Hello Readers, throwaway for obvious reasons—this could still get back to people in my industry. I’ve been out of a job for six months now, and I’m only just able to write this without wanting to delete it all. One small, stupid lie I told at work in early 2025 snowballed into a full-blown career disaster that cost me my reputation, my team’s trust, and the job I’d spent eight years building. It wasn’t fraud or theft—just a “tiny” exaggeration to make myself look better. But lies have a way of growing legs, and mine sprinted straight into a wall I couldn’t climb.
I’m 34F, former senior marketing manager at a fast-growing SaaS company in Austin. I’d been there eight years—started as a coordinator, worked my way up through late nights, weekend pitches, and consistently delivering results. By 2025 I was leading a team of five, managing our biggest product launch ever, regularly praised in all-hands as “the one who makes things happen.” Good salary, stock options, remote-friendly, the kind of role people envy. I was proud. Maybe too proud.
The lie started in February 2025.
We were in a strategy meeting for the launch. The CEO asked how negotiations were going with a major influencer partnership—someone with 2 million followers who could make or break our visibility.
I’d been leading the outreach. We were close, but not signed. The influencer’s team had asked for a higher fee than budgeted.
When the CEO asked, “Are we locked in?”
I panicked. I wanted to look competent. Instead of saying “Almost—finalizing fee,” I smiled confidently and said, “Yes, contract’s in legal review. Should be signed this week.”
It wasn’t. But I thought: I’ll make it happen. A little white lie to buy time.

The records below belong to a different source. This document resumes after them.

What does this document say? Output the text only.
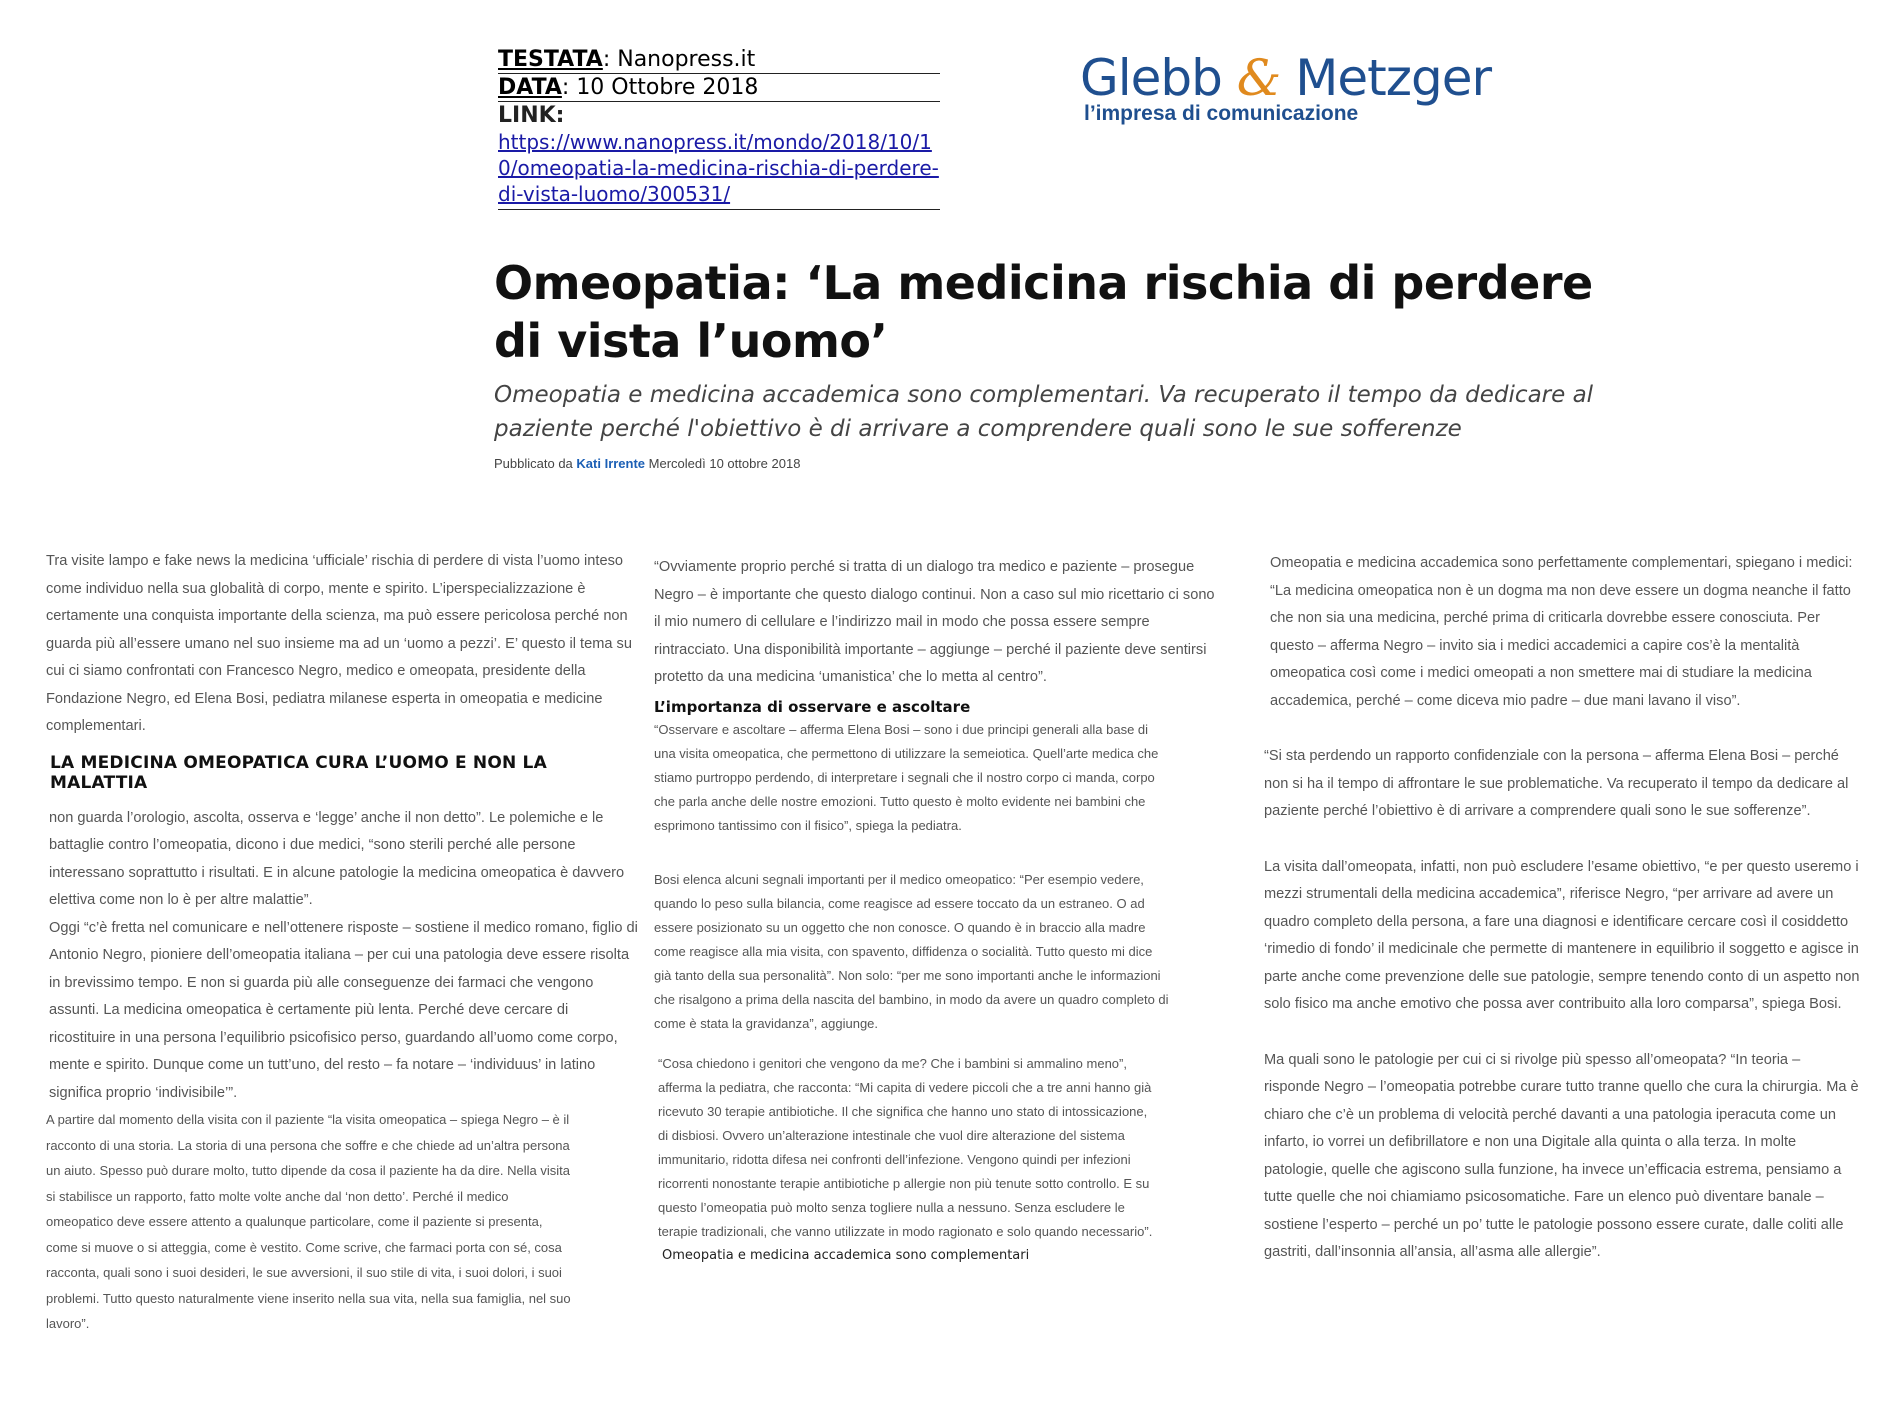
TESTATA: Nanopress.it
DATA: 10 Ottobre 2018
LINK:
https://www.nanopress.it/mondo/2018/10/10/omeopatia-la-medicina-rischia-di-perdere-di-vista-luomo/300531/
Glebb & Metzger
l’impresa di comunicazione
Omeopatia: ‘La medicina rischia di perdere di vista l’uomo’

Omeopatia e medicina accademica sono complementari. Va recuperato il tempo da dedicare al paziente perché l'obiettivo è di arrivare a comprendere quali sono le sue sofferenze

Pubblicato da Kati Irrente Mercoledì 10 ottobre 2018

Tra visite lampo e fake news la medicina ‘ufficiale’ rischia di perdere di vista l’uomo inteso come individuo nella sua globalità di corpo, mente e spirito. L’iperspecializzazione è certamente una conquista importante della scienza, ma può essere pericolosa perché non guarda più all’essere umano nel suo insieme ma ad un ‘uomo a pezzi’. E’ questo il tema su cui ci siamo confrontati con Francesco Negro, medico e omeopata, presidente della Fondazione Negro, ed Elena Bosi, pediatra milanese esperta in omeopatia e medicine complementari.

LA MEDICINA OMEOPATICA CURA L’UOMO E NON LA MALATTIA

non guarda l’orologio, ascolta, osserva e ‘legge’ anche il non detto”. Le polemiche e le battaglie contro l’omeopatia, dicono i due medici, “sono sterili perché alle persone interessano soprattutto i risultati. E in alcune patologie la medicina omeopatica è davvero elettiva come non lo è per altre malattie”.

Oggi “c’è fretta nel comunicare e nell’ottenere risposte – sostiene il medico romano, figlio di Antonio Negro, pioniere dell’omeopatia italiana – per cui una patologia deve essere risolta in brevissimo tempo. E non si guarda più alle conseguenze dei farmaci che vengono assunti. La medicina omeopatica è certamente più lenta. Perché deve cercare di ricostituire in una persona l’equilibrio psicofisico perso, guardando all’uomo come corpo, mente e spirito. Dunque come un tutt’uno, del resto – fa notare – ‘individuus’ in latino significa proprio ‘indivisibile’”.

A partire dal momento della visita con il paziente “la visita omeopatica – spiega Negro – è il racconto di una storia. La storia di una persona che soffre e che chiede ad un’altra persona un aiuto. Spesso può durare molto, tutto dipende da cosa il paziente ha da dire. Nella visita si stabilisce un rapporto, fatto molte volte anche dal ‘non detto’. Perché il medico omeopatico deve essere attento a qualunque particolare, come il paziente si presenta, come si muove o si atteggia, come è vestito. Come scrive, che farmaci porta con sé, cosa racconta, quali sono i suoi desideri, le sue avversioni, il suo stile di vita, i suoi dolori, i suoi problemi. Tutto questo naturalmente viene inserito nella sua vita, nella sua famiglia, nel suo lavoro”.

“Ovviamente proprio perché si tratta di un dialogo tra medico e paziente – prosegue Negro – è importante che questo dialogo continui. Non a caso sul mio ricettario ci sono il mio numero di cellulare e l’indirizzo mail in modo che possa essere sempre rintracciato. Una disponibilità importante – aggiunge – perché il paziente deve sentirsi protetto da una medicina ‘umanistica’ che lo metta al centro”.

L’importanza di osservare e ascoltare

“Osservare e ascoltare – afferma Elena Bosi – sono i due principi generali alla base di una visita omeopatica, che permettono di utilizzare la semeiotica. Quell’arte medica che stiamo purtroppo perdendo, di interpretare i segnali che il nostro corpo ci manda, corpo che parla anche delle nostre emozioni. Tutto questo è molto evidente nei bambini che esprimono tantissimo con il fisico”, spiega la pediatra.

Bosi elenca alcuni segnali importanti per il medico omeopatico: “Per esempio vedere, quando lo peso sulla bilancia, come reagisce ad essere toccato da un estraneo. O ad essere posizionato su un oggetto che non conosce. O quando è in braccio alla madre come reagisce alla mia visita, con spavento, diffidenza o socialità. Tutto questo mi dice già tanto della sua personalità”. Non solo: “per me sono importanti anche le informazioni che risalgono a prima della nascita del bambino, in modo da avere un quadro completo di come è stata la gravidanza”, aggiunge.

“Cosa chiedono i genitori che vengono da me? Che i bambini si ammalino meno”, afferma la pediatra, che racconta: “Mi capita di vedere piccoli che a tre anni hanno già ricevuto 30 terapie antibiotiche. Il che significa che hanno uno stato di intossicazione, di disbiosi. Ovvero un’alterazione intestinale che vuol dire alterazione del sistema immunitario, ridotta difesa nei confronti dell’infezione. Vengono quindi per infezioni ricorrenti nonostante terapie antibiotiche p allergie non più tenute sotto controllo. E su questo l’omeopatia può molto senza togliere nulla a nessuno. Senza escludere le terapie tradizionali, che vanno utilizzate in modo ragionato e solo quando necessario”.

Omeopatia e medicina accademica sono complementari

Omeopatia e medicina accademica sono perfettamente complementari, spiegano i medici: “La medicina omeopatica non è un dogma ma non deve essere un dogma neanche il fatto che non sia una medicina, perché prima di criticarla dovrebbe essere conosciuta. Per questo – afferma Negro – invito sia i medici accademici a capire cos’è la mentalità omeopatica così come i medici omeopati a non smettere mai di studiare la medicina accademica, perché – come diceva mio padre – due mani lavano il viso”.

“Si sta perdendo un rapporto confidenziale con la persona – afferma Elena Bosi – perché non si ha il tempo di affrontare le sue problematiche. Va recuperato il tempo da dedicare al paziente perché l’obiettivo è di arrivare a comprendere quali sono le sue sofferenze”.

La visita dall’omeopata, infatti, non può escludere l’esame obiettivo, “e per questo useremo i mezzi strumentali della medicina accademica”, riferisce Negro, “per arrivare ad avere un quadro completo della persona, a fare una diagnosi e identificare cercare così il cosiddetto ‘rimedio di fondo’ il medicinale che permette di mantenere in equilibrio il soggetto e agisce in parte anche come prevenzione delle sue patologie, sempre tenendo conto di un aspetto non solo fisico ma anche emotivo che possa aver contribuito alla loro comparsa”, spiega Bosi.

Ma quali sono le patologie per cui ci si rivolge più spesso all’omeopata? “In teoria – risponde Negro – l’omeopatia potrebbe curare tutto tranne quello che cura la chirurgia. Ma è chiaro che c’è un problema di velocità perché davanti a una patologia iperacuta come un infarto, io vorrei un defibrillatore e non una Digitale alla quinta o alla terza. In molte patologie, quelle che agiscono sulla funzione, ha invece un’efficacia estrema, pensiamo a tutte quelle che noi chiamiamo psicosomatiche. Fare un elenco può diventare banale – sostiene l’esperto – perché un po’ tutte le patologie possono essere curate, dalle coliti alle gastriti, dall’insonnia all’ansia, all’asma alle allergie”.
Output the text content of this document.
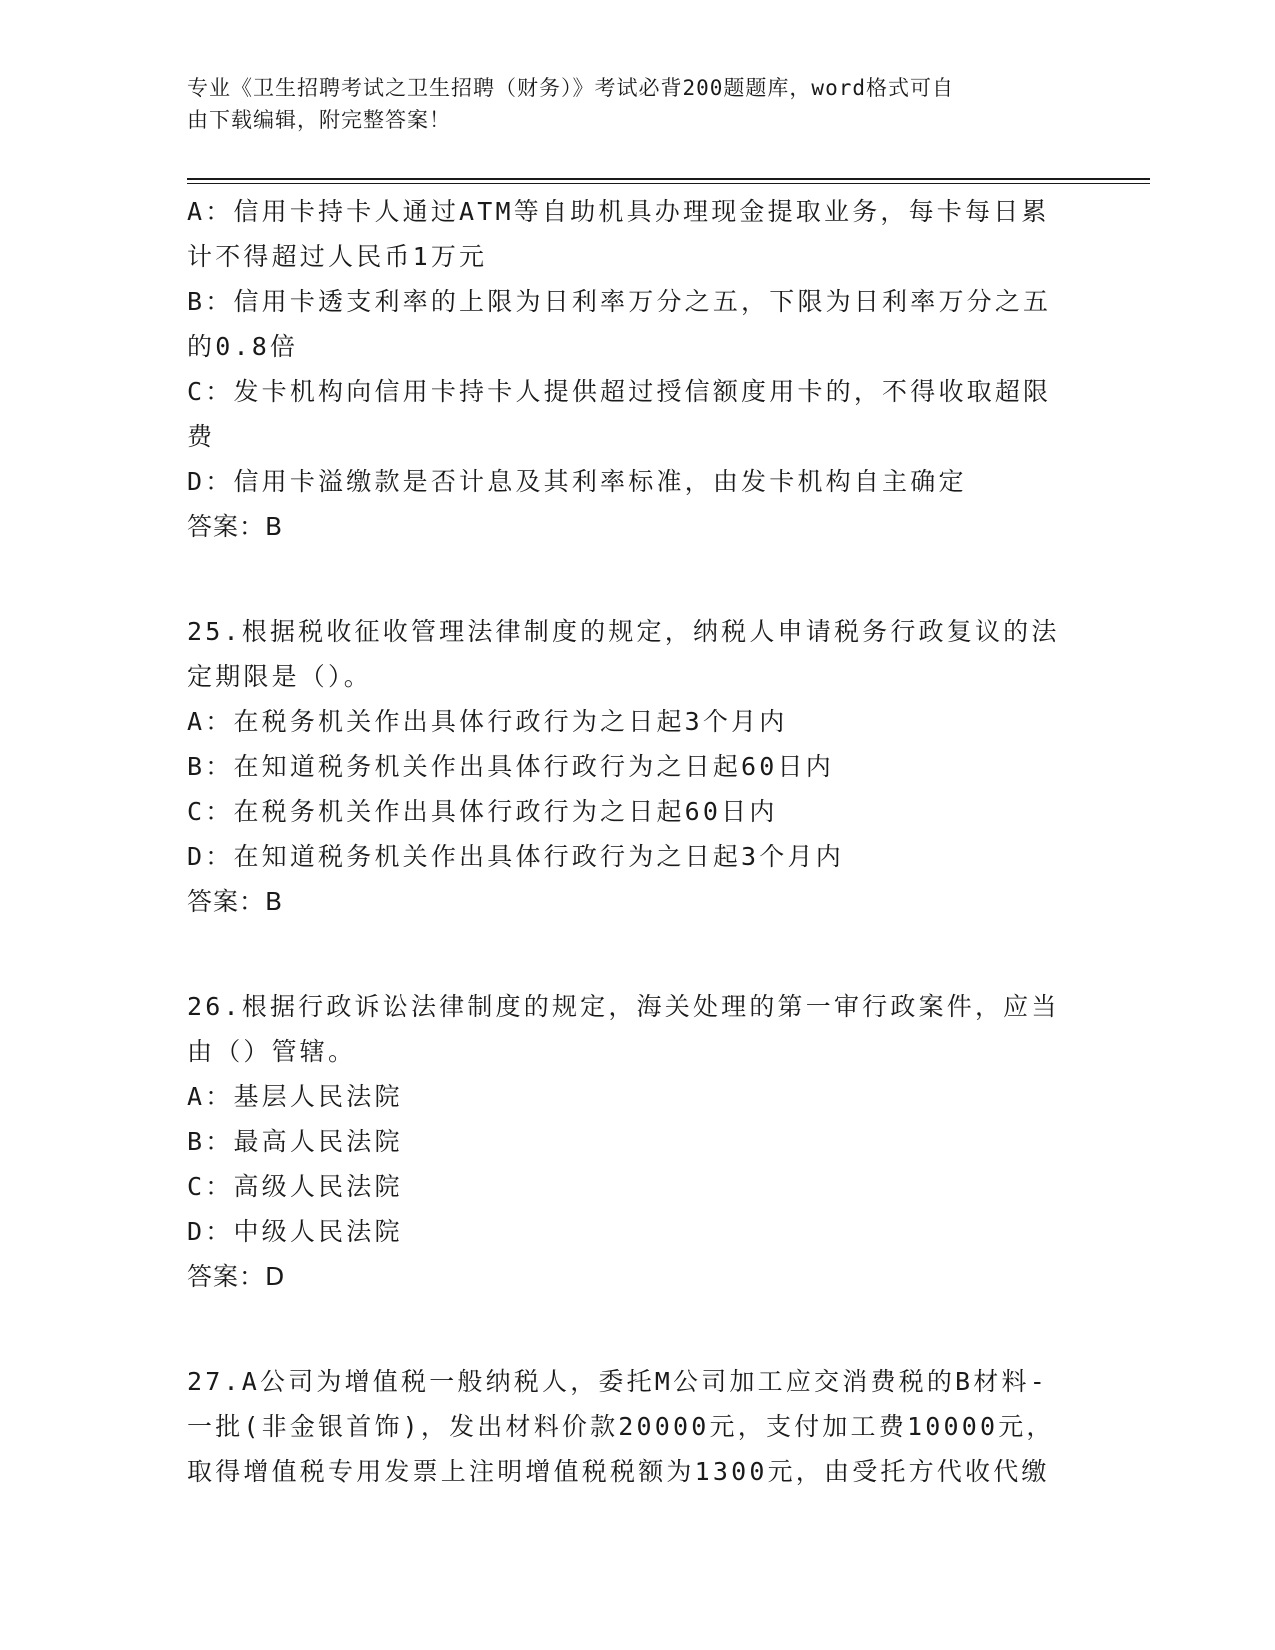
专业《卫生招聘考试之卫生招聘（财务）》考试必背200题题库，word格式可自
由下载编辑，附完整答案！
A：信用卡持卡人通过ATM等自助机具办理现金提取业务，每卡每日累
计不得超过人民币1万元
B：信用卡透支利率的上限为日利率万分之五，下限为日利率万分之五
的0.8倍
C：发卡机构向信用卡持卡人提供超过授信额度用卡的，不得收取超限
费
D：信用卡溢缴款是否计息及其利率标准，由发卡机构自主确定
答案：B
25.根据税收征收管理法律制度的规定，纳税人申请税务行政复议的法
定期限是（）。
A：在税务机关作出具体行政行为之日起3个月内
B：在知道税务机关作出具体行政行为之日起60日内
C：在税务机关作出具体行政行为之日起60日内
D：在知道税务机关作出具体行政行为之日起3个月内
答案：B
26.根据行政诉讼法律制度的规定，海关处理的第一审行政案件，应当
由（）管辖。
A：基层人民法院
B：最高人民法院
C：高级人民法院
D：中级人民法院
答案：D
27.A公司为增值税一般纳税人，委托M公司加工应交消费税的B材料-
一批(非金银首饰)，发出材料价款20000元，支付加工费10000元，
取得增值税专用发票上注明增值税税额为1300元，由受托方代收代缴
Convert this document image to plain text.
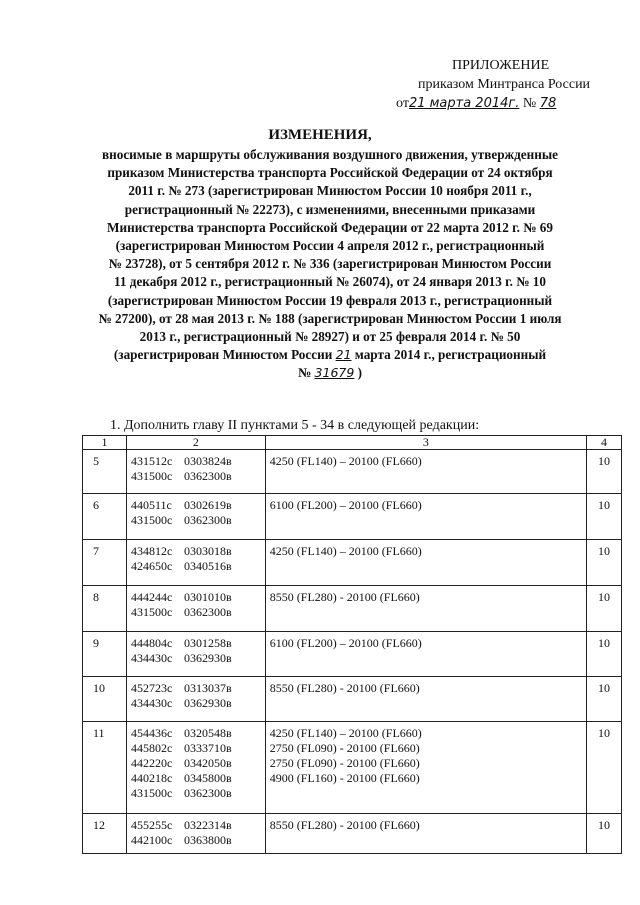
ПРИЛОЖЕНИЕ
приказом Минтранса России
от21 марта 2014г. № 78
ИЗМЕНЕНИЯ,
вносимые в маршруты обслуживания воздушного движения, утвержденные
приказом Министерства транспорта Российской Федерации от 24 октября
2011 г. № 273 (зарегистрирован Минюстом России 10 ноября 2011 г.,
регистрационный № 22273), с изменениями, внесенными приказами
Министерства транспорта Российской Федерации от 22 марта 2012 г. № 69
(зарегистрирован Минюстом России 4 апреля 2012 г., регистрационный
№ 23728), от 5 сентября 2012 г. № 336 (зарегистрирован Минюстом России
11 декабря 2012 г., регистрационный № 26074), от 24 января 2013 г. № 10
(зарегистрирован Минюстом России 19 февраля 2013 г., регистрационный
№ 27200), от 28 мая 2013 г. № 188 (зарегистрирован Минюстом России 1 июля
2013 г., регистрационный № 28927) и от 25 февраля 2014 г. № 50
(зарегистрирован Минюстом России 21 марта 2014 г., регистрационный
№ 31679 )
1. Дополнить главу II пунктами 5 - 34 в следующей редакции:
1	2	3	4
5	431512с 0303824в
431500с 0362300в	4250 (FL140) – 20100 (FL660)	10
6	440511с 0302619в
431500с 0362300в	6100 (FL200) – 20100 (FL660)	10
7	434812с 0303018в
424650с 0340516в	4250 (FL140) – 20100 (FL660)	10
8	444244с 0301010в
431500с 0362300в	8550 (FL280) - 20100 (FL660)	10
9	444804с 0301258в
434430с 0362930в	6100 (FL200) – 20100 (FL660)	10
10	452723с 0313037в
434430с 0362930в	8550 (FL280) - 20100 (FL660)	10
11	454436с 0320548в
445802с 0333710в
442220с 0342050в
440218с 0345800в
431500с 0362300в	4250 (FL140) – 20100 (FL660)
2750 (FL090) - 20100 (FL660)
2750 (FL090) - 20100 (FL660)
4900 (FL160) - 20100 (FL660)	10
12	455255с 0322314в
442100с 0363800в	8550 (FL280) - 20100 (FL660)	10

The meeting ended with back-slaps. CEO tweeted: “Excited for what’s coming with [influencer]—big things!”
Pressure mounted.
I pushed the influencer’s team hard. They countered again. I fudged updates in standups: “Legal is slow, but it’s coming.”
By March, the lie grew.
I forged an email thread—used an old template, changed dates, made it look like the contract was signed. Showed it to my boss in a 1:1. “Just waiting on their final signature.”
He congratulated me.
The launch plan was built around this partnership. Budget allocated. Press release drafted.
April: the influencer ghosted.
Their manager emailed: “We’ve decided to go with a competitor—better alignment.”
Panic.
I told my boss: “They backed out last minute. Creative differences.”
He was disappointed but understanding. “It happens. We’ll pivot.”
But the CEO remembered my confident “locked in.”
In a leadership meeting, he asked casually: “What happened with [influencer]? You said it was in legal.”
I froze. “There was a miscommunication on their end.”
Boss frowned. “You showed me the signed thread.”
I mumbled something about “verbal agreement falling through.”
Red flags went up.
They asked for the email thread.
I sent the forged one.
IT flagged it—metadata didn’t match, timestamps off, formatting inconsistencies.
HR called me in May 1.
“Alex, the email appears to have been altered. Can you explain?”
I confessed everything—the initial lie, the forged thread, the panic.
They were stunned. Not angry at first—just disappointed.
CEO: “You’re one of our best. Why?”
I cried: “I didn’t want to let the team down. It snowballed.”
Investigation followed.
They found more small exaggerations: padded metrics in reports, “confirmed” leads that were only tentative.
Not fraud—just inflation to look better.
But trust was gone.
I was put on leave.
Team was told “personal reasons.”
Whispers started anyway.
My closest work friend “Lena” texted: “Is it true you faked the partnership?”
I admitted it.
She stopped replying.
By June, official outcome: demotion to individual contributor, pay cut, final warning.
I couldn’t face it—the side-eyes, the loss of respect.
I resigned June 15.
References were “neutral”—confirmed dates, no elaboration.
Job hunt was brutal.
Interviewers Googled—found the CEO’s vague LinkedIn post about “valuing integrity.”
Offers retracted.
Finally landed a mid-level role at a smaller company in November—30% pay cut, no team.
Old coworkers ghosted. Lena unfollowed me everywhere.
Some reached out: “I can’t believe you lied like that.”
No one said, “I get why you felt pressure.”
The lie started small—to avoid looking incompetent for one meeting.
It ended my career trajectory, my professional reputation, friendships I thought were real.
I’m in therapy—working on why I tied my worth to being “the best.”
I’m not a bad person.
I was a scared one who made a terrible choice.
One small lie at work snowballed into a career disaster.
Because in professional world, trust is everything.
And once it’s gone, it doesn’t come back easily—if at all.
If you’re reading this and you’ve told a “tiny” work lie—stop it now.
Come clean while it’s small.
The temporary embarrassment is nothing compared to the permanent fallout.
I’m rebuilding.
Slowly.
But I’ll never be that “indispensable” person again.
And honestly? That’s the hardest part.
Thanks for reading. I needed to tell this somewhere.